Lately God has demanded that I be most concerned with my own passivity; my laziness, my anger, my greed. My fear of the unknown. My anxiety. My stunning lack of service to others, and also? My stunning lack of love for my neighbor. I'm just too comfortable in my clean, quiet house thankyouverymuch. I'm comfortable surrounded by my own circle of friends, who are just like me. Everyone else, I want to punch in the face. I am scared to look at homeless people. I am scared to help to someone who might not like me. I am scared to step out of my bubble.
Jesus would be ashamed of me, because I? Am not running the race at all. I've only just shown up to the track, and last time I checked, that doesn't earn any medals.
So how do I run this race? How do I have endurance? How do I strip off all the weights? Well, first of all, I can't do it in my own strength, because let's face it—I'm weak and I tire easily. I was deeply struck by a passage I heard today in church:
"Above all, love each other deeply, because love covers over a multitude of sins.  Offer hospitality to one another without grumbling. Each of you should use whatever gift you have received to serve others, as faithful stewards of God's grace in its various forms. If anyone speaks, they should do so as one who speaks the very words of God. If anyone serves, they should do so with the strength God provides, so that in all things God may be praised through Jesus Christ. To him be the glory and the power forever and ever. Amen." – 1 Peter 4:8-11 (NIV)

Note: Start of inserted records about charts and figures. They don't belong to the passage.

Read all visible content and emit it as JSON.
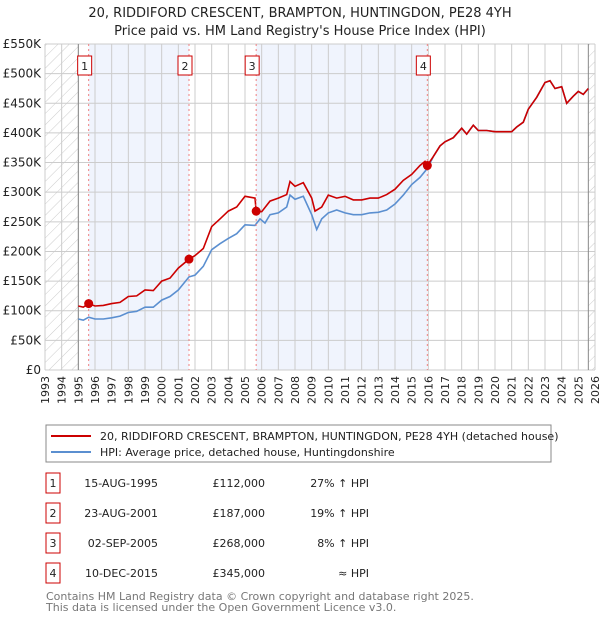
{
  "chart_data": {
    "type": "line",
    "title": "20, RIDDIFORD CRESCENT, BRAMPTON, HUNTINGDON, PE28 4YH",
    "subtitle": "Price paid vs. HM Land Registry's House Price Index (HPI)",
    "xlim": [
      1993,
      2026
    ],
    "ylim": [
      0,
      550000
    ],
    "x_ticks": [
      "1993",
      "1994",
      "1995",
      "1996",
      "1997",
      "1998",
      "1999",
      "2000",
      "2001",
      "2002",
      "2003",
      "2004",
      "2005",
      "2006",
      "2007",
      "2008",
      "2009",
      "2010",
      "2011",
      "2012",
      "2013",
      "2014",
      "2015",
      "2016",
      "2017",
      "2018",
      "2019",
      "2020",
      "2021",
      "2022",
      "2023",
      "2024",
      "2025",
      "2026"
    ],
    "y_ticks": [
      {
        "v": 0,
        "label": "£0"
      },
      {
        "v": 50000,
        "label": "£50K"
      },
      {
        "v": 100000,
        "label": "£100K"
      },
      {
        "v": 150000,
        "label": "£150K"
      },
      {
        "v": 200000,
        "label": "£200K"
      },
      {
        "v": 250000,
        "label": "£250K"
      },
      {
        "v": 300000,
        "label": "£300K"
      },
      {
        "v": 350000,
        "label": "£350K"
      },
      {
        "v": 400000,
        "label": "£400K"
      },
      {
        "v": 450000,
        "label": "£450K"
      },
      {
        "v": 500000,
        "label": "£500K"
      },
      {
        "v": 550000,
        "label": "£550K"
      }
    ],
    "grid": true,
    "data_range": [
      1995.0,
      2025.6
    ],
    "series": [
      {
        "name": "20, RIDDIFORD CRESCENT, BRAMPTON, HUNTINGDON, PE28 4YH (detached house)",
        "color": "#cc0000",
        "x": [
          1995.0,
          1995.3,
          1995.62,
          1996.0,
          1996.5,
          1997.0,
          1997.5,
          1998.0,
          1998.5,
          1999.0,
          1999.5,
          2000.0,
          2000.5,
          2001.0,
          2001.64,
          2002.0,
          2002.5,
          2003.0,
          2003.5,
          2004.0,
          2004.5,
          2005.0,
          2005.6,
          2005.67,
          2006.0,
          2006.5,
          2007.0,
          2007.5,
          2007.7,
          2008.0,
          2008.5,
          2009.0,
          2009.2,
          2009.6,
          2010.0,
          2010.5,
          2011.0,
          2011.5,
          2012.0,
          2012.5,
          2013.0,
          2013.5,
          2014.0,
          2014.5,
          2015.0,
          2015.5,
          2015.8,
          2015.94,
          2016.3,
          2016.7,
          2017.0,
          2017.5,
          2018.0,
          2018.3,
          2018.7,
          2019.0,
          2019.5,
          2020.0,
          2020.5,
          2021.0,
          2021.3,
          2021.7,
          2022.0,
          2022.5,
          2023.0,
          2023.3,
          2023.6,
          2024.0,
          2024.3,
          2024.7,
          2025.0,
          2025.3,
          2025.6
        ],
        "y": [
          108000,
          106000,
          112000,
          108000,
          109000,
          112000,
          114000,
          124000,
          125000,
          135000,
          134000,
          150000,
          155000,
          172000,
          187000,
          193000,
          205000,
          242000,
          255000,
          268000,
          275000,
          293000,
          290000,
          268000,
          267000,
          285000,
          290000,
          296000,
          318000,
          310000,
          316000,
          290000,
          268000,
          275000,
          295000,
          290000,
          293000,
          287000,
          287000,
          290000,
          290000,
          296000,
          305000,
          320000,
          330000,
          345000,
          352000,
          345000,
          360000,
          378000,
          385000,
          392000,
          408000,
          398000,
          413000,
          404000,
          404000,
          402000,
          402000,
          402000,
          410000,
          418000,
          440000,
          460000,
          485000,
          488000,
          475000,
          478000,
          450000,
          462000,
          470000,
          465000,
          475000
        ]
      },
      {
        "name": "HPI: Average price, detached house, Huntingdonshire",
        "color": "#5b8fd0",
        "x": [
          1995.0,
          1995.3,
          1995.62,
          1996.0,
          1996.5,
          1997.0,
          1997.5,
          1998.0,
          1998.5,
          1999.0,
          1999.5,
          2000.0,
          2000.5,
          2001.0,
          2001.64,
          2002.0,
          2002.5,
          2003.0,
          2003.5,
          2004.0,
          2004.5,
          2005.0,
          2005.6,
          2005.9,
          2006.2,
          2006.5,
          2007.0,
          2007.5,
          2007.7,
          2008.0,
          2008.5,
          2009.0,
          2009.3,
          2009.6,
          2010.0,
          2010.5,
          2011.0,
          2011.5,
          2012.0,
          2012.5,
          2013.0,
          2013.5,
          2014.0,
          2014.5,
          2015.0,
          2015.5,
          2015.94,
          2016.3,
          2016.7,
          2017.0,
          2017.5,
          2018.0,
          2018.3,
          2018.7,
          2019.0,
          2019.5,
          2020.0,
          2020.5,
          2021.0,
          2021.3,
          2021.7,
          2022.0,
          2022.5,
          2023.0,
          2023.3,
          2023.6,
          2024.0,
          2024.3,
          2024.7,
          2025.0,
          2025.3,
          2025.6
        ],
        "y": [
          86000,
          84000,
          89000,
          86000,
          86000,
          88000,
          91000,
          97000,
          99000,
          106000,
          106000,
          118000,
          124000,
          135000,
          157000,
          160000,
          175000,
          203000,
          213000,
          222000,
          230000,
          245000,
          244000,
          255000,
          248000,
          262000,
          265000,
          275000,
          295000,
          288000,
          293000,
          262000,
          237000,
          255000,
          265000,
          270000,
          265000,
          262000,
          262000,
          265000,
          266000,
          270000,
          280000,
          295000,
          313000,
          325000,
          340000,
          360000,
          378000,
          385000,
          392000,
          408000,
          398000,
          413000,
          404000,
          404000,
          402000,
          402000,
          402000,
          410000,
          418000,
          440000,
          460000,
          485000,
          488000,
          475000,
          478000,
          450000,
          462000,
          470000,
          465000,
          475000
        ]
      }
    ],
    "sales": [
      {
        "n": "1",
        "x": 1995.62,
        "y": 112000,
        "date": "15-AUG-1995",
        "price": "£112,000",
        "hpi": "27% ↑ HPI"
      },
      {
        "n": "2",
        "x": 2001.64,
        "y": 187000,
        "date": "23-AUG-2001",
        "price": "£187,000",
        "hpi": "19% ↑ HPI"
      },
      {
        "n": "3",
        "x": 2005.67,
        "y": 268000,
        "date": "02-SEP-2005",
        "price": "£268,000",
        "hpi": "8% ↑ HPI"
      },
      {
        "n": "4",
        "x": 2015.94,
        "y": 345000,
        "date": "10-DEC-2015",
        "price": "£345,000",
        "hpi": "≈ HPI"
      }
    ],
    "legend": [
      "20, RIDDIFORD CRESCENT, BRAMPTON, HUNTINGDON, PE28 4YH (detached house)",
      "HPI: Average price, detached house, Huntingdonshire"
    ],
    "legend_position": "below"
  },
  "footer": [
    "Contains HM Land Registry data © Crown copyright and database right 2025.",
    "This data is licensed under the Open Government Licence v3.0."
  ]
}
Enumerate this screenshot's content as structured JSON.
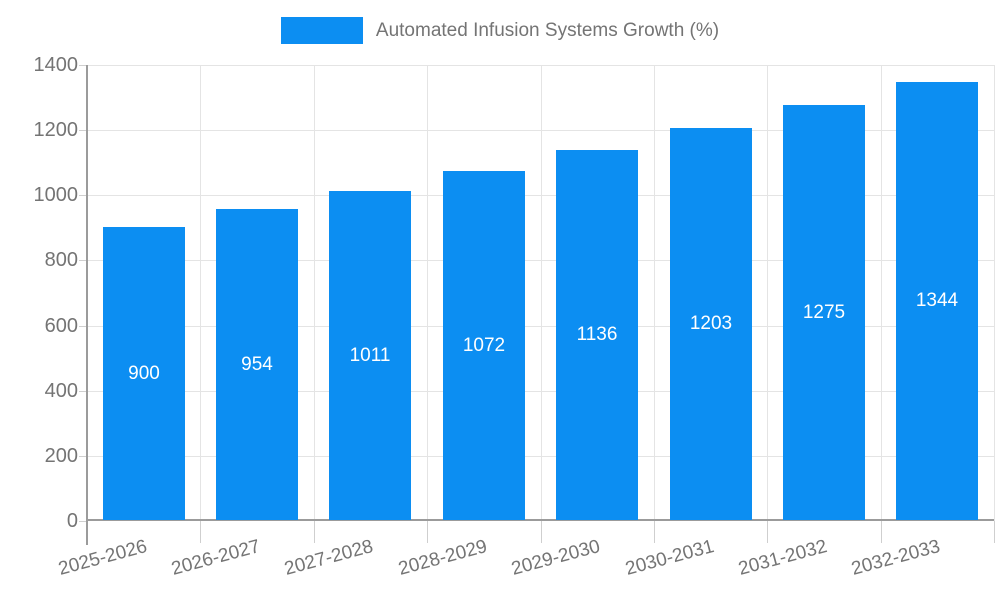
{
  "chart_data": {
    "type": "bar",
    "title": "Automated Infusion Systems Growth (%)",
    "categories": [
      "2025-2026",
      "2026-2027",
      "2027-2028",
      "2028-2029",
      "2029-2030",
      "2030-2031",
      "2031-2032",
      "2032-2033"
    ],
    "series": [
      {
        "name": "Automated Infusion Systems Growth (%)",
        "values": [
          900,
          954,
          1011,
          1072,
          1136,
          1203,
          1275,
          1344
        ]
      }
    ],
    "xlabel": "",
    "ylabel": "",
    "ylim": [
      0,
      1400
    ],
    "yticks": [
      0,
      200,
      400,
      600,
      800,
      1000,
      1200,
      1400
    ],
    "grid": "horizontal-and-vertical",
    "legend_position": "top",
    "x_tick_rotation_deg": -15,
    "bar_value_labels_inside": true,
    "colors": {
      "bar": "#0c8ef2",
      "bar_label": "#ffffff",
      "grid": "#e4e4e4",
      "tick": "#cfcfcf",
      "axis": "#9b9b9b",
      "text": "#747474",
      "background": "#ffffff"
    }
  }
}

There's a lot of loving and serving talk going around these days. I'm too lazy (there it is) to figure out exactly how often it's mentioned in the Bible, but it's safe to say a crud-ton of times. I'm picking up a lot of chatter in my church circles about it, too. God is pounding this into my head lately and I can't help but let it all rattle around and spill back out my mouth: "Love covers a multitude of sins. Serve with the strength God provides. Strip off the weights. Run with endurance the race God has set before us."
Now: if I can get all that from my head and mouth to my heart and hands, I'll be in really great shape.